Hunter Biden confirmó en una entrevista con la BBC que el cáncer de próstata de su padre, Joe Biden, se propagó a otras partes del organismo. El expresidente fue diagnosticado en mayo de 2025.
El hijo del expresidente de Estados Unidos, Hunter Biden, reveló que el cáncer de próstata que padece su padre se extendió a los huesos y a otras partes del organismo. La información fue dada a conocer en una entrevista con la BBC, en la que describió el cuadro como doloroso y debilitante.
Joe Biden, de 83 años, había hecho público su diagnóstico en mayo de 2025, meses después de dejar la presidencia. En ese momento se informó que padecía una forma agresiva de cáncer de próstata, con una puntuación de Gleason de 9 y metástasis en los huesos.

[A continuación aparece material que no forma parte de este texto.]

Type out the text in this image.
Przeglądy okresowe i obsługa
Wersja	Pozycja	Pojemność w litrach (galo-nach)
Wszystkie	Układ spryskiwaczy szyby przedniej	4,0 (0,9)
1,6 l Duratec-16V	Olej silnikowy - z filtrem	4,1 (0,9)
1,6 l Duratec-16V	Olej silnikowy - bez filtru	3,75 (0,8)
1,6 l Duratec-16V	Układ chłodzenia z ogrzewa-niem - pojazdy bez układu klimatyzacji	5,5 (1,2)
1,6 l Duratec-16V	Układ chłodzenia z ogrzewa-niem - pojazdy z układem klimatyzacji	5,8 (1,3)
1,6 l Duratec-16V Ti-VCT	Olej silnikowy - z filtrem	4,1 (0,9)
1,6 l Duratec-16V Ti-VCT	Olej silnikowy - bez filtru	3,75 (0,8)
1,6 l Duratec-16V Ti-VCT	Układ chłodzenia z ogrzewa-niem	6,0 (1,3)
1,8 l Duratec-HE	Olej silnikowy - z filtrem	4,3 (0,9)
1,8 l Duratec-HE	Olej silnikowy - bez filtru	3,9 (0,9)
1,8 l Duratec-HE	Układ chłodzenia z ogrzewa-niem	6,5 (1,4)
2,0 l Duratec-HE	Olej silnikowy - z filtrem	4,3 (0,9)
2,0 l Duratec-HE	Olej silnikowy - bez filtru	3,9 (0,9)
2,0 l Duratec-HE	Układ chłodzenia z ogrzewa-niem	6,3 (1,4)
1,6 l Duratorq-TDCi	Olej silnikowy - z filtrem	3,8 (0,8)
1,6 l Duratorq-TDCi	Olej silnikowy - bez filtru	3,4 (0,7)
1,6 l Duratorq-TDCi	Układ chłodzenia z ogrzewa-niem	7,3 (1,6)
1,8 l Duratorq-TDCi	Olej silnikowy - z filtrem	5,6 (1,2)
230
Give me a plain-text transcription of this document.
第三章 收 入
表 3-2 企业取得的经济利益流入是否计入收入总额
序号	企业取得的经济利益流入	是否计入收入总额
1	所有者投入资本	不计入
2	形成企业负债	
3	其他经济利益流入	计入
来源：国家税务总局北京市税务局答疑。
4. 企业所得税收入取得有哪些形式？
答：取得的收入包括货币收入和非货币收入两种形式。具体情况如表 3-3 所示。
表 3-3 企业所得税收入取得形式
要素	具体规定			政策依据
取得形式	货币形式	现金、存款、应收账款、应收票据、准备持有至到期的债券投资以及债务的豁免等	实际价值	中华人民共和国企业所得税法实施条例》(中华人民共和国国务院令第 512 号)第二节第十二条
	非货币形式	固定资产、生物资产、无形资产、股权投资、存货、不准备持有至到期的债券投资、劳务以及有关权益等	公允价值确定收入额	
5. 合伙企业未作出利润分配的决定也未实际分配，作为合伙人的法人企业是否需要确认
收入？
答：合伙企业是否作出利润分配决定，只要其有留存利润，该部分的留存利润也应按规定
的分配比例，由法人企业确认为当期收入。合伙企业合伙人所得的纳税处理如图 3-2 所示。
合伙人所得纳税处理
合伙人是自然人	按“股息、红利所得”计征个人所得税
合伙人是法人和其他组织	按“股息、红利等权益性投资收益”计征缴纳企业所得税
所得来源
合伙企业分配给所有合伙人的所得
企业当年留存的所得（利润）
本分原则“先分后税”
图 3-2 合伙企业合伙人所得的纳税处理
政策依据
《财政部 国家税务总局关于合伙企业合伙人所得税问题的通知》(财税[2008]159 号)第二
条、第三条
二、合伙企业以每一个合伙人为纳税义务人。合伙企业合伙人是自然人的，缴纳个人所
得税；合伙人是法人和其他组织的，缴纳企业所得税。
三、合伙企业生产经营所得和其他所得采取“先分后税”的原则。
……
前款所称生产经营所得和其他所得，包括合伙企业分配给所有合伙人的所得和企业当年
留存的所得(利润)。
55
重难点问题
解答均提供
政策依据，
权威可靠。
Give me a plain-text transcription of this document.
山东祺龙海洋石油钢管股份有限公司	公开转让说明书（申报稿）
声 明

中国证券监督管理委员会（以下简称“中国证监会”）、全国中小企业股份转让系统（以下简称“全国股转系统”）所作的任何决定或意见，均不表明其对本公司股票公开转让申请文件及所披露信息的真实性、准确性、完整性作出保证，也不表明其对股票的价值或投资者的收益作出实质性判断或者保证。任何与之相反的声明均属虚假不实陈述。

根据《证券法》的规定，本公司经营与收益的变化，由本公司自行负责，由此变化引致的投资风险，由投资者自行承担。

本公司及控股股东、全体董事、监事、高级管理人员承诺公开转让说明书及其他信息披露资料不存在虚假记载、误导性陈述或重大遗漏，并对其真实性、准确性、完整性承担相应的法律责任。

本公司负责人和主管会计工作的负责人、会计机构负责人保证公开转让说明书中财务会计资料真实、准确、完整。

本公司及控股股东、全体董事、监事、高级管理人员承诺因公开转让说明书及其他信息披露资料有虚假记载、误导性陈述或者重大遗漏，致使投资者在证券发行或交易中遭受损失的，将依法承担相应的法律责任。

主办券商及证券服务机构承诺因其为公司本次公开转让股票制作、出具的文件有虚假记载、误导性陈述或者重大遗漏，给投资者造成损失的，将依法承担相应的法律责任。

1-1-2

También se indicó que el tumor era sensible a las hormonas, lo que permitía considerar alternativas terapéuticas para controlar la enfermedad.
Declaraciones de Hunter Biden
En la entrevista, Hunter Biden afirmó: «El cáncer se propagó». Sostuvo que la enfermedad provoca dolores importantes y debilitamiento. También se refirió a la forma en que su padre enfrenta la situación y expresó su deseo de que exteriorice más el sufrimiento.
Pese al panorama, Hunter Biden señaló que el expresidente continúa interesado en la realidad política y social de Estados Unidos y mantiene sus convicciones sobre la necesidad de enfrentar la polarización en el país.
Diagnóstico de 2025
El diagnóstico de Joe Biden fue comunicado públicamente en mayo de 2025, después de que los médicos detectaran un nódulo prostático tras la aparición de síntomas urinarios. Los estudios determinaron que se trataba de un cáncer de próstata agresivo que ya había alcanzado los huesos. Desde entonces, el exmandatario recibió tratamiento y mantuvo algunas apariciones públicas.
Declaraciones de Jill Biden sobre el debate de 2024
Las revelaciones se conocen meses después de que Jill Biden hablara públicamente sobre el debate de junio de 2024 frente a Donald Trump. En una entrevista con CBS News, la ex primera dama reconoció que quedó preocupada por el desempeño de Biden aquella noche y que pensó que podía estar sufriendo un accidente cerebrovascular.
Jill Biden afirmó que nunca había visto a su esposo en ese estado antes ni volvió a verlo así posteriormente. También reconoció que Biden estaba envejeciendo y se había vuelto más lento, aunque negó haber observado señales de deterioro cognitivo.